The European housing market has been facing some challenges in the last months: In addition to the war in Ukraine, European countries have faced rapid increases in the energy costs, construction materials prices, and labour costs. All that affected the average Transaction prices, which went up for new dwellings in all European countries, with the exception of Spain, Latvia and Slovenia. Especially Hungary has seen a big increase of the transaction prices of new dwellings, with a growth of 21,51% compared to last year. Prices in Belgium have increased by almost 7%, getting to an average of 2,871€/sqm, which remains on the lower side of other neighbouring European countries. The most expensive country is the UK with an average of 4,905€/sqm,
says Kris Peetermans MRICS, Head of Real Estate Valuations & Advisory at Deloitte.
On a European level, Paris has been leading the pack with 29.10 EUR/sqm/month, followed by Oslo (26.6 EUR/sqm/month), London (25.1 EUR/sqm/month) and Amsterdam (22.5 EUR/sqm/month).
In comparison, the rental prices of Belgian cities remain more average.
Brussels is the most expensive city to rent in in Belgium, with a price of 14.1 EUR/sqm, followed by Antwerp (11.93 EUR/sqm) and Ghent (10.03 EUR/sqm).
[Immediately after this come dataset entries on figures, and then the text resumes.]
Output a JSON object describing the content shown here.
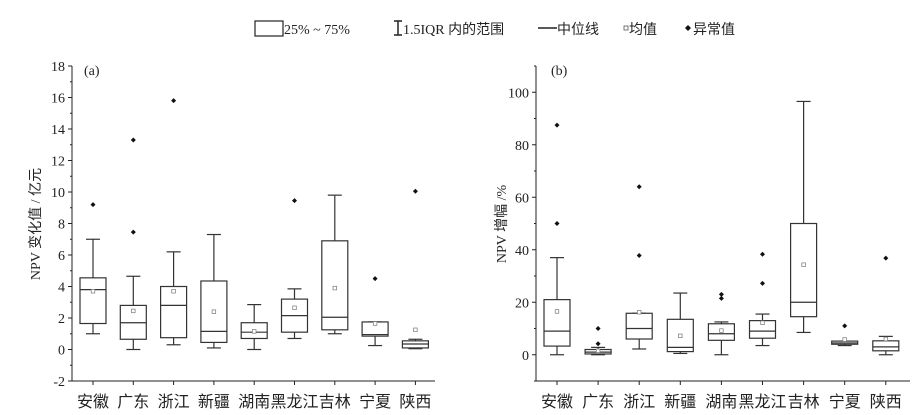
{
  "legend": {
    "box": "25% ~ 75%",
    "whisker": "1.5IQR 内的范围",
    "median": "中位线",
    "mean": "均值",
    "outlier": "异常值"
  },
  "chart_data": [
    {
      "type": "boxplot",
      "panel_label": "(a)",
      "ylabel": "NPV 变化值 / 亿元",
      "ylim": [
        -2,
        18
      ],
      "yticks": [
        -2,
        0,
        2,
        4,
        6,
        8,
        10,
        12,
        14,
        16,
        18
      ],
      "categories": [
        "安徽",
        "广东",
        "浙江",
        "新疆",
        "湖南",
        "黑龙江",
        "吉林",
        "宁夏",
        "陕西"
      ],
      "boxes": [
        {
          "low": 1.0,
          "q1": 1.65,
          "median": 3.8,
          "q3": 4.55,
          "high": 7.0,
          "mean": 3.7,
          "outliers": [
            9.2
          ]
        },
        {
          "low": 0.0,
          "q1": 0.65,
          "median": 1.7,
          "q3": 2.8,
          "high": 4.65,
          "mean": 2.45,
          "outliers": [
            7.45,
            13.3
          ]
        },
        {
          "low": 0.3,
          "q1": 0.75,
          "median": 2.8,
          "q3": 4.0,
          "high": 6.2,
          "mean": 3.7,
          "outliers": [
            15.8
          ]
        },
        {
          "low": 0.1,
          "q1": 0.45,
          "median": 1.15,
          "q3": 4.35,
          "high": 7.3,
          "mean": 2.4,
          "outliers": []
        },
        {
          "low": 0.0,
          "q1": 0.7,
          "median": 1.1,
          "q3": 1.7,
          "high": 2.85,
          "mean": 1.15,
          "outliers": []
        },
        {
          "low": 0.7,
          "q1": 1.1,
          "median": 2.15,
          "q3": 3.2,
          "high": 3.85,
          "mean": 2.65,
          "outliers": [
            9.45
          ]
        },
        {
          "low": 1.0,
          "q1": 1.25,
          "median": 2.05,
          "q3": 6.9,
          "high": 9.8,
          "mean": 3.9,
          "outliers": []
        },
        {
          "low": 0.25,
          "q1": 0.85,
          "median": 0.95,
          "q3": 1.75,
          "high": 1.75,
          "mean": 1.65,
          "outliers": [
            4.5
          ]
        },
        {
          "low": 0.05,
          "q1": 0.1,
          "median": 0.35,
          "q3": 0.55,
          "high": 0.65,
          "mean": 1.25,
          "outliers": [
            10.05
          ]
        }
      ]
    },
    {
      "type": "boxplot",
      "panel_label": "(b)",
      "ylabel": "NPV 增幅 /%",
      "ylim": [
        -10,
        110
      ],
      "yticks": [
        0,
        20,
        40,
        60,
        80,
        100
      ],
      "categories": [
        "安徽",
        "广东",
        "浙江",
        "新疆",
        "湖南",
        "黑龙江",
        "吉林",
        "宁夏",
        "陕西"
      ],
      "boxes": [
        {
          "low": 0,
          "q1": 3.3,
          "median": 9,
          "q3": 21,
          "high": 37,
          "mean": 16.5,
          "outliers": [
            50,
            87.5
          ]
        },
        {
          "low": 0,
          "q1": 0.3,
          "median": 1,
          "q3": 2,
          "high": 2.8,
          "mean": 1.5,
          "outliers": [
            4.2,
            10
          ]
        },
        {
          "low": 2.2,
          "q1": 6,
          "median": 10,
          "q3": 15.8,
          "high": 15.8,
          "mean": 16.2,
          "outliers": [
            37.8,
            64
          ]
        },
        {
          "low": 0.5,
          "q1": 1.2,
          "median": 2.8,
          "q3": 13.5,
          "high": 23.5,
          "mean": 7.2,
          "outliers": []
        },
        {
          "low": 0,
          "q1": 5.5,
          "median": 8,
          "q3": 11.8,
          "high": 12.5,
          "mean": 9.2,
          "outliers": [
            21.5,
            23
          ]
        },
        {
          "low": 3.5,
          "q1": 6.3,
          "median": 9,
          "q3": 13,
          "high": 15.5,
          "mean": 12.2,
          "outliers": [
            27.2,
            38.3
          ]
        },
        {
          "low": 8.5,
          "q1": 14.5,
          "median": 20,
          "q3": 50,
          "high": 96.5,
          "mean": 34.3,
          "outliers": []
        },
        {
          "low": 3.5,
          "q1": 4,
          "median": 4.5,
          "q3": 5.2,
          "high": 5.2,
          "mean": 5.8,
          "outliers": [
            11
          ]
        },
        {
          "low": 0,
          "q1": 1.5,
          "median": 3,
          "q3": 5.3,
          "high": 7,
          "mean": 6,
          "outliers": [
            36.8
          ]
        }
      ]
    }
  ]
}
With the increasing construction costs and more strict sustainability requirements, rental prices are projected to rise in the coming years, which might lead to a similar trend as in the transaction sector.
Sustainability will be a big focus point for the Belgian housing market in the coming years,
says Danny Stas, Real Estate Industry Leader at Deloitte.
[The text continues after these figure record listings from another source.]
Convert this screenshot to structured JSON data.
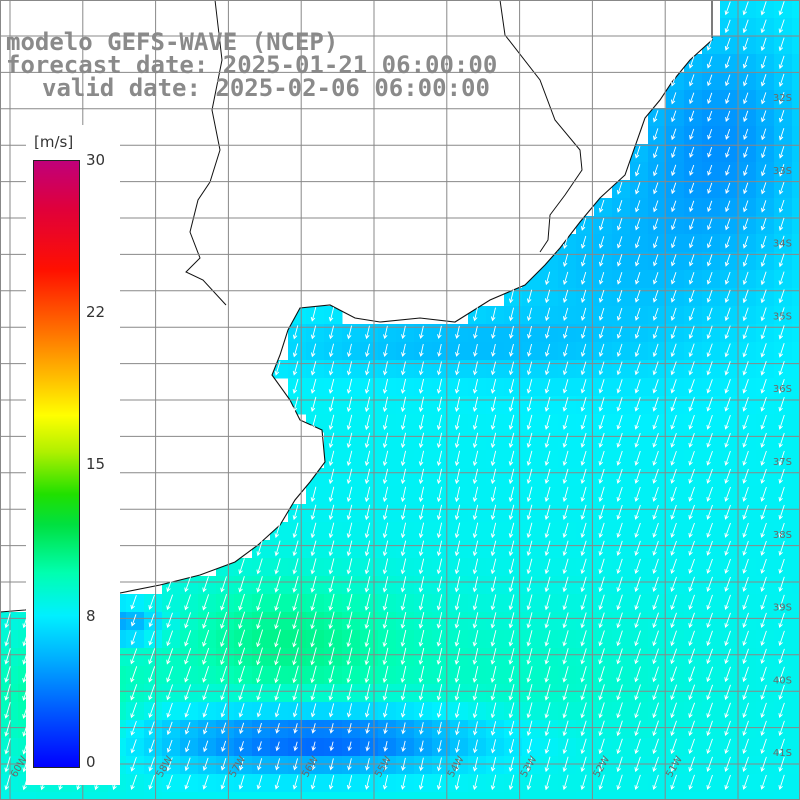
{
  "title": {
    "line1": "modelo GEFS-WAVE (NCEP)",
    "line2": "forecast date: 2025-01-21 06:00:00",
    "line3": "valid date: 2025-02-06 06:00:00"
  },
  "legend": {
    "unit": "[m/s]",
    "ticks": [
      {
        "value": 30,
        "label": "30"
      },
      {
        "value": 22,
        "label": "22"
      },
      {
        "value": 15,
        "label": "15"
      },
      {
        "value": 8,
        "label": "8"
      },
      {
        "value": 0,
        "label": "0"
      }
    ],
    "min": 0,
    "max": 30,
    "colors": [
      "#0000ff",
      "#00b0ff",
      "#00f0ff",
      "#00e040",
      "#b0f000",
      "#ffff00",
      "#ff7000",
      "#ff1000",
      "#c0007a"
    ]
  },
  "map": {
    "lat_labels": [
      "32S",
      "33S",
      "34S",
      "35S",
      "36S",
      "37S",
      "38S",
      "39S",
      "40S",
      "41S"
    ],
    "lon_labels": [
      "60W",
      "59W",
      "58W",
      "57W",
      "56W",
      "55W",
      "54W",
      "53W",
      "52W",
      "51W"
    ],
    "land_color": "#ffffff",
    "grid_color": "#888888",
    "arrow_color": "#ffffff"
  }
}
With the energy prices that are increasing, the looming recession and the efforts that need to be made regarding sustainability, consumers expect their houses to match certain ESG standards, which they aren’t at the moment: a major part of Belgium’s housing stock can be considered outdated.
Developers are adjusting to this issue by redeveloping and constructing new homes and offices, but supply chain issues along with the rising cost of construction materials is halting the pipeline.
Belgium has nearly one dwelling per two citizens (488,8 dwellings per 1.000 citizens). It is currently busy developing and redeveloping with an additional 5.01 initiated dwellings per 1,000 citizens in the pipeline, which represents an increase of 21.3% since 2020. However, it has completed 12.86% fewer dwellings than the previous year and is one of Europe’s worst countries in terms of completed dwellings today.